Niet samenvoegen dossiers, onnodig dagvaarden

Bron: André Moerman
uur

Wanneer een schuldeiser meerdere termijnen te vorderen heeft, en de debiteur hiervoor wil dagvaarden, moeten deze vorderingen worden samengevoegd om kosten te beperken. Logisch. Toch komt het met enige regelmaat voor dat vorderingen niet worden samengevoegd. Gelukkig zijn er oplettende rechters die dit niet honoreren. In de hier te bespreken uitspraak speelt ook nog een andere kwestie: het ondanks herhaaldelijk verzoek niet verschaffen van duidelijkheid over de vordering. 
Is een tuchtklacht op z'n plaats?

De vordering
Zorgverzekeraar De Friesland vordert in dit geding betaling van een bedrag ad € 773,69 in hoofdsom, vermeerderd met rente, tot 13 oktober 2011 berekend op € 28,81, en met buitengerechtelijke kosten ad € 178,50. De Friesland baseert haar vordering op de stelling dat gedaagde de nominale premies over de maanden juli, augustus, november en december 2009 en maart, april en mei 2010 onbetaald heeft gelaten, evenals een tweetal vanwege het verplicht eigen risico verschuldigde bedragen over de jaren 2009 en 2010.

Wie stelt moet bewijzen
Volgens betrokkene zijn de premies wel betaald, echter dit wordt niet gestaafd met betaalbewijzen. Volgens de kantonrechter is het anders dan (de gemachtigde van) gedaagde kennelijk meent, aan gedaagde om te stellen en zonodig te bewijzen dat hij geheel of gedeeltelijk aan zijn betalingsverplichtingen heeft voldaan.
Dat het gedaagde blijkbaar onduidelijk is waarover het in casu gaat, is een omstandigheid die, voor zover die onduidelijkheid de gevorderde hoofdsom betreft, geheel voor zijn rekening komt en die hij De Friesland niet kan tegenwerpen. Er is weliswaar onduidelijkheid ontstaan over de perioden waarop de vordering ziet als gevolg van de omstandigheid dat De Friesland haar vorderingen periodiek aan haar incassogemachtigde, Bos Incasso, uit handen geeft en dat Bos Incasso vervolgens, bij het niet slagen van de incasso, de betreffende vorderingen op haar beurt overdraagt aan de procesgemachtigde van De Friesland. Voor de beoordeling van de al dan niet toewijsbaarheid van de gevorderde hoofdsom is dit echter niet van belang. Dat inmiddels enkele civiele procedures tussen partijen zijn gevoerd maakt dat niet anders.
De hoofdsom en de gevorderde rente wordt derhalve toegewezen.

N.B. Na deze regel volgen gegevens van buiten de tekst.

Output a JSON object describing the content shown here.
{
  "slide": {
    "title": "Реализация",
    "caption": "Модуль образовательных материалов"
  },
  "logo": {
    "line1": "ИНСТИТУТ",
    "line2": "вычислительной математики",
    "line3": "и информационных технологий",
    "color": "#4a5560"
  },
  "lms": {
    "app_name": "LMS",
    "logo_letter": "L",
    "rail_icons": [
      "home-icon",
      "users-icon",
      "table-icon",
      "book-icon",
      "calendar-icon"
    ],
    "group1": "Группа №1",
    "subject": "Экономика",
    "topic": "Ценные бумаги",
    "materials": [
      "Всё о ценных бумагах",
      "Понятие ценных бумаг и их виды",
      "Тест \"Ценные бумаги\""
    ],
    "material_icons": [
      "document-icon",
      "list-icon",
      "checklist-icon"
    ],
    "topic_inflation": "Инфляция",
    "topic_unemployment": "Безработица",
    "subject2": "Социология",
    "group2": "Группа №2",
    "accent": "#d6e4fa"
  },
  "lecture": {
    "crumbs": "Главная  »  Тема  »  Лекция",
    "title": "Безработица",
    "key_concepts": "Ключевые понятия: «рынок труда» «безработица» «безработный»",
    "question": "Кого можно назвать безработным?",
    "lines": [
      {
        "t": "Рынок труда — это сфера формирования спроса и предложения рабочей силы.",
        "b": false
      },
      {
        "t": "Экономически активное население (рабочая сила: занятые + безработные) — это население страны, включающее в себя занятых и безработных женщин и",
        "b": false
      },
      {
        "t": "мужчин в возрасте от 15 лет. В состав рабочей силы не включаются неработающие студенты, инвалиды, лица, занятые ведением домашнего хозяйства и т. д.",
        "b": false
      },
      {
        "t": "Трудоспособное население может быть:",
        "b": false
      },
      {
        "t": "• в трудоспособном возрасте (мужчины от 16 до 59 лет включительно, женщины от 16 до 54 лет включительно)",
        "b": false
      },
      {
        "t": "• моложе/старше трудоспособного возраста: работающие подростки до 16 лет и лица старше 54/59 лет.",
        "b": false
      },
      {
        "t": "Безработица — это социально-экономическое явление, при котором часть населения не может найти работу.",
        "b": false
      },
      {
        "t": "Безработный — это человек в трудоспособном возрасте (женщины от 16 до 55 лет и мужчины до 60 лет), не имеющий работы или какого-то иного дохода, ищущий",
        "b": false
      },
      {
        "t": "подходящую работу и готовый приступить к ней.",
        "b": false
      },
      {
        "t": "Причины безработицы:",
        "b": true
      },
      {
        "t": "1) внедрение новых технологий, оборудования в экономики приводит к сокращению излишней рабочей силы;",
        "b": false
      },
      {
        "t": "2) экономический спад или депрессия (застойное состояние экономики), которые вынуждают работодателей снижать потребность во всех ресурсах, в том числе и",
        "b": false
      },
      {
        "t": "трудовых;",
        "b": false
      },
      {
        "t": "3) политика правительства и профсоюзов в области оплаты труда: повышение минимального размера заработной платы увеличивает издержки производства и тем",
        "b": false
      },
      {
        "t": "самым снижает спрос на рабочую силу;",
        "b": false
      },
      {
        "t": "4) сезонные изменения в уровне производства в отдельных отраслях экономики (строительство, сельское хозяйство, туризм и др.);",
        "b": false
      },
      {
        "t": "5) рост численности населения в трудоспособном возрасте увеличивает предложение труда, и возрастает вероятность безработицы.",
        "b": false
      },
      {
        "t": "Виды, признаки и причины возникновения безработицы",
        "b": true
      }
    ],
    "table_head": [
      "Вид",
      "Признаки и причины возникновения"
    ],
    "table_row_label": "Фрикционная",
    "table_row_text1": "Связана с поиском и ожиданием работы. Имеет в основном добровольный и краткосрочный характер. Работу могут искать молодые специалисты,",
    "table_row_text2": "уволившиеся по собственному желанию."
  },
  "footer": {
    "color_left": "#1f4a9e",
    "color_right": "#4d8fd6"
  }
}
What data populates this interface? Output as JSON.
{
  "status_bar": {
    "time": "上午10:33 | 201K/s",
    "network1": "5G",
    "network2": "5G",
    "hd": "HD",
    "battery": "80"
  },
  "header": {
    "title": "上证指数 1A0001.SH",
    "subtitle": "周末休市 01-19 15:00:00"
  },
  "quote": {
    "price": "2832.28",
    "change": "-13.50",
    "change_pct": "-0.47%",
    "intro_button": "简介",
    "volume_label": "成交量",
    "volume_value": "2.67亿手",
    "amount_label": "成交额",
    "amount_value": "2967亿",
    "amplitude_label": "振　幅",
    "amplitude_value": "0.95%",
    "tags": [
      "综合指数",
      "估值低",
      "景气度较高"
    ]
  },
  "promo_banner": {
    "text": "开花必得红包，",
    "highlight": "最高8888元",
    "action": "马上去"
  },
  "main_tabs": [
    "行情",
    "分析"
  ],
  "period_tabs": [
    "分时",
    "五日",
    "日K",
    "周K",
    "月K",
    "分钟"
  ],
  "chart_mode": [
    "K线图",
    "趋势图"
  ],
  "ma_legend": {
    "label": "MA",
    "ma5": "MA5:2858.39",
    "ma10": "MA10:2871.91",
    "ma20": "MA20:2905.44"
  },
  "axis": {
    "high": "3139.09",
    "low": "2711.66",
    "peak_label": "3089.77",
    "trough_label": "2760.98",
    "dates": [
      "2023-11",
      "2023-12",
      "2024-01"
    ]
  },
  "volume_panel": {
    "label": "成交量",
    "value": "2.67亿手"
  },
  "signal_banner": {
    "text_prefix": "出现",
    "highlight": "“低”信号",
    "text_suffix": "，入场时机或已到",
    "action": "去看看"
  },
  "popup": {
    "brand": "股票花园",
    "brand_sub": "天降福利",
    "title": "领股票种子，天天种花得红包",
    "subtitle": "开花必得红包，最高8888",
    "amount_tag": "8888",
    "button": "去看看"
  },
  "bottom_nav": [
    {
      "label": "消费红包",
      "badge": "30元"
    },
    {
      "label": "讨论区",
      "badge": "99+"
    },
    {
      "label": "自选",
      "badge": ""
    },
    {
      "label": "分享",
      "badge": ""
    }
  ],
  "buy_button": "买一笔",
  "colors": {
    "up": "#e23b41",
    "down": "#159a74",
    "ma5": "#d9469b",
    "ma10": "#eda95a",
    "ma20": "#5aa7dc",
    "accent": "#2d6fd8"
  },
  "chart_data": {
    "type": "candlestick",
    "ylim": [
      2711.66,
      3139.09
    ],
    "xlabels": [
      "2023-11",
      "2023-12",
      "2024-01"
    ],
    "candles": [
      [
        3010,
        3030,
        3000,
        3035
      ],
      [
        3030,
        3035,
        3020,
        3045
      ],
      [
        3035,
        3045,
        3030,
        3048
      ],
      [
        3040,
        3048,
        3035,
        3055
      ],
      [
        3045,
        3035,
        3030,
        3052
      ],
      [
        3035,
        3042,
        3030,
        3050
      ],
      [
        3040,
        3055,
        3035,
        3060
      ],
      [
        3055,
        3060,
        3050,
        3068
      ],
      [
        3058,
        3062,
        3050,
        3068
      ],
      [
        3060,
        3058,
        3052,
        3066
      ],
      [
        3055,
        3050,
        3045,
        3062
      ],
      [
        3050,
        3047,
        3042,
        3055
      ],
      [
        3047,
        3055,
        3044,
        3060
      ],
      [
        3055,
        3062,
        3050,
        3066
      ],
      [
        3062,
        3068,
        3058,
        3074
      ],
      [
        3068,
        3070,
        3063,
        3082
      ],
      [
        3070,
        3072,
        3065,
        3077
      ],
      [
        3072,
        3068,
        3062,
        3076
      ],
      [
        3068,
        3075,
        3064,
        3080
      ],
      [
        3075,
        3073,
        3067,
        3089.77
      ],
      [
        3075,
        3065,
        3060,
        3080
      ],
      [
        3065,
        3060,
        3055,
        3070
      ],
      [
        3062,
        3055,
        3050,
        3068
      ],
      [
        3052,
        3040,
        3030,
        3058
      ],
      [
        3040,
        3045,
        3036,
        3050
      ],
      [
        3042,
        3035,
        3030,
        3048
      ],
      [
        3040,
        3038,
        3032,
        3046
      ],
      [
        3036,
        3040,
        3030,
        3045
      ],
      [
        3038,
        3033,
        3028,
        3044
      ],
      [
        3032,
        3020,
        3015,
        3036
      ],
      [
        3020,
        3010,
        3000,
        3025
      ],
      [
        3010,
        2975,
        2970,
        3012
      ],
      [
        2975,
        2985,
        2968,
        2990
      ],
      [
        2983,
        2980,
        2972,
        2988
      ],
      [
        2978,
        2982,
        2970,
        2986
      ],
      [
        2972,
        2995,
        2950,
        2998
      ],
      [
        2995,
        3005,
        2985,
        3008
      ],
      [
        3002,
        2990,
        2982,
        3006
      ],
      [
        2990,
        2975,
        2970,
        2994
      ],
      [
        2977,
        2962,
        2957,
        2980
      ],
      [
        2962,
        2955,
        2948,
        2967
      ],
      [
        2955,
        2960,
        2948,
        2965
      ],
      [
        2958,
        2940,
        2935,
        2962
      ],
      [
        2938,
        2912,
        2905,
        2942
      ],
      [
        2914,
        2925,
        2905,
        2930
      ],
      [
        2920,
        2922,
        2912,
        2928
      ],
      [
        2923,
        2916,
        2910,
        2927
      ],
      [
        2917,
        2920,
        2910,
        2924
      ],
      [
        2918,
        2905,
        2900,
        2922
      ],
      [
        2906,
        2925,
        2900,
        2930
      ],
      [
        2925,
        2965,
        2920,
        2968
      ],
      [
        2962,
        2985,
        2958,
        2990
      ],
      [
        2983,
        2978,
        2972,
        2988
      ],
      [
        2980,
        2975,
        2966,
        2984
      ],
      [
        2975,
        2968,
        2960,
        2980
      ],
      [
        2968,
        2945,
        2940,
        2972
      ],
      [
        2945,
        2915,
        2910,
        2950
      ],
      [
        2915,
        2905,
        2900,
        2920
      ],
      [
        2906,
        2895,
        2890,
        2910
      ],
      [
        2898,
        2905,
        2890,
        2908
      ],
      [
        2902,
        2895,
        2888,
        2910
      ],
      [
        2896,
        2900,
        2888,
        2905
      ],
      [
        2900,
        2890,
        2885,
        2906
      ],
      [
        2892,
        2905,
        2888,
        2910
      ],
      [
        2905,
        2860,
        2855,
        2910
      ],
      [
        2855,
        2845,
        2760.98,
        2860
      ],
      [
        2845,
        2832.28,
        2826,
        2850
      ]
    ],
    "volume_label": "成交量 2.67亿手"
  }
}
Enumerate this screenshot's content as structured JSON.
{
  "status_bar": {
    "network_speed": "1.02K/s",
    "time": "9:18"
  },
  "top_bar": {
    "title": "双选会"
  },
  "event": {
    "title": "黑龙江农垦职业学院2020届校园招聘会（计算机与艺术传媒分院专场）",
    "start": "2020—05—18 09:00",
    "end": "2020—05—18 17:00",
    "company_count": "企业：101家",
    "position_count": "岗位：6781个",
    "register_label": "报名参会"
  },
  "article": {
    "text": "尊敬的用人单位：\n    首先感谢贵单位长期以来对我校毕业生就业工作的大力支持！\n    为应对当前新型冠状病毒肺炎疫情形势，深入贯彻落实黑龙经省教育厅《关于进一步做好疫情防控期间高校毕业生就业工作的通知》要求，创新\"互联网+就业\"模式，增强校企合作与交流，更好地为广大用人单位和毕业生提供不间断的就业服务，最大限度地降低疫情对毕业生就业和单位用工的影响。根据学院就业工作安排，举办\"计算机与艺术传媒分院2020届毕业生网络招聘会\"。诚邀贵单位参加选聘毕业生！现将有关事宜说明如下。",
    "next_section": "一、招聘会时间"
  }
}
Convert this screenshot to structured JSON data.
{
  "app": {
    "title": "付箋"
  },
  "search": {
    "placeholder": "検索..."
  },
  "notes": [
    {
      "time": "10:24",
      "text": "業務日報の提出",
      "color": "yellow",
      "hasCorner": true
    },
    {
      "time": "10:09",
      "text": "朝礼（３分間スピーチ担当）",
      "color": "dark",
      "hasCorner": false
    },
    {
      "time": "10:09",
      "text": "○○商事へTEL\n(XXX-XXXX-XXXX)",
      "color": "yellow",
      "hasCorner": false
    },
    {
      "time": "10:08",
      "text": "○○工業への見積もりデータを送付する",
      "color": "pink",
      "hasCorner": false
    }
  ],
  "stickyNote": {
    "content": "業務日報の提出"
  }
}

Herhaaldelijk verzocht om duidelijkheid
Ten aanzien van de gevorderde buitengerechtelijke kosten wordt als volgt overwogen. Anders dan hierboven ten aanzien van de gevorderde hoofdsom is overwogen, is het aan De Friesland, althans aan haar (incasso)gemachtigde om, indien een debiteur verzoekt om duidelijkheid deze duidelijkheid aan de debiteur te verschaffen.
Dat De Friesland haar vorderingen gefaseerd ter incasso uit handen geeft, is een omstandigheid waarvan gedaagde geen financieel nadeel hoeft te ondervinden. Ditzelfde geldt ten aanzien van de wijze waarop de gemachtigden van De Friesland met deze (deel)vorderingen omgaan. Juist bij het bestaan van diverse (deel)vorderingen is het verstrekken van voldoende informatie aan de debiteur noodzakelijk.
Geoordeeld wordt daarom, dat aan De Friesland, hoewel vast staat dat de incassogemachtigde van De Friesland buitengerechtelijke werkzaamheden heeft verricht, geen vergoeding van buitengerechtelijke kosten ten laste van gedaagde toekomt. De daarop ziende vordering wordt daarom afgewezen.

Rauwelijks dagvaarden?
Ten aanzien van de vraag wie van partijen in de proceskosten moet worden veroordeeld, overweegt de rechter als volgt.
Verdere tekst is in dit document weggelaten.